Genesis 43:34 Parallel Verses [⇓ See commentary ⇓]

Genesis 43:34, NIV: When portions were served to them from Joseph's table, Benjamin's portion was five times as much as anyone else's. So they feasted and drank freely with him.

Genesis 43:34, ESV: Portions were taken to them from Joseph’s table, but Benjamin’s portion was five times as much as any of theirs. And they drank and were merry with him.

Genesis 43:34, KJV: And he took and sent messes unto them from before him: but Benjamin's mess was five times so much as any of theirs. And they drank, and were merry with him.

Genesis 43:34, NASB: Then he took portions to them from his own table, but Benjamin’s portion was five times as much as any of theirs. So they drank freely with him.

Genesis 43:34, NLT: And Joseph filled their plates with food from his own table, giving Benjamin five times as much as he gave the others. So they feasted and drank freely with him.

Genesis 43:34, CSB: Portions were served to them from Joseph's table, and Benjamin's portion was five times larger than any of theirs. They drank and became drunk with Joseph.

What does Genesis 43:34 mean? [⇑ See verse text ⇑]

Eleven of Jacob's sons—the ten oldest and the youngest, Benjamin—are seated in birth order at a banquet hosted by the governor of Egypt (Genesis 43:32–33). The men don't realize the Egyptian leader is the missing brother, Joseph (Genesis 42:7–8). Though they sold him as a slave twenty years earlier (Genesis 37:24–28), he has risen to power and is now testing his estranged family (Genesis 42:19–20). This will all work out for good, eventually (Genesis 47:11–12). For now, Joseph seems interested in examining whether his older brothers can forgive favoritism.
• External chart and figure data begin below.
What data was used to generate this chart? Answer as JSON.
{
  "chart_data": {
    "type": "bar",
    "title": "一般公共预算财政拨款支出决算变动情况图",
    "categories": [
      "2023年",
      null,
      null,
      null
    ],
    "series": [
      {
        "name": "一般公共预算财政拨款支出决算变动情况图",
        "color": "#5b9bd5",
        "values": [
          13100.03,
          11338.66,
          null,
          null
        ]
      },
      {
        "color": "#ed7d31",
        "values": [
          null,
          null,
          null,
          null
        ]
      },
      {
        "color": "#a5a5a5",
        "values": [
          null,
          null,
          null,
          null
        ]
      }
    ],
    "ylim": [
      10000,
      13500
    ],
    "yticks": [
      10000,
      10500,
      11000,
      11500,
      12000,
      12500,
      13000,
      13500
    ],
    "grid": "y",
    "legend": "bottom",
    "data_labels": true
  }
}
Joseph's test involves giving Benjamin an outrageously large portion of food at the banquet. The proportion of "five times" might have been significant in Egyptian culture. This echoes the extreme favoritism shown by Jacob to Joseph many years prior (Genesis 37:3–4). It's possible Joseph wants to see if the older brothers show any signs of jealousy.

Regardless of any confusion or surprise, the men seem to become fully relaxed, eating and drinking and becoming "merry" with Joseph. The alcohol may have had something to do with their merriment, along with the stress relief of seeing Simeon released and their father's beloved Benjamin treated so well. Scholars debate if the Hebrew term shakar used here is a reference to drunkenness or simple happiness. The King James, for instance, translates this term as a reference to intoxication 16 out of the 19 times it is used in the Old Testament. That doesn't absolutely mean the brothers were drunk, but it does prove their spirits were high and they didn't seem bothered by Benjamin's oversized portions.

Of course, more surprises are yet to be revealed in this encounter (Genesis 44:1–2).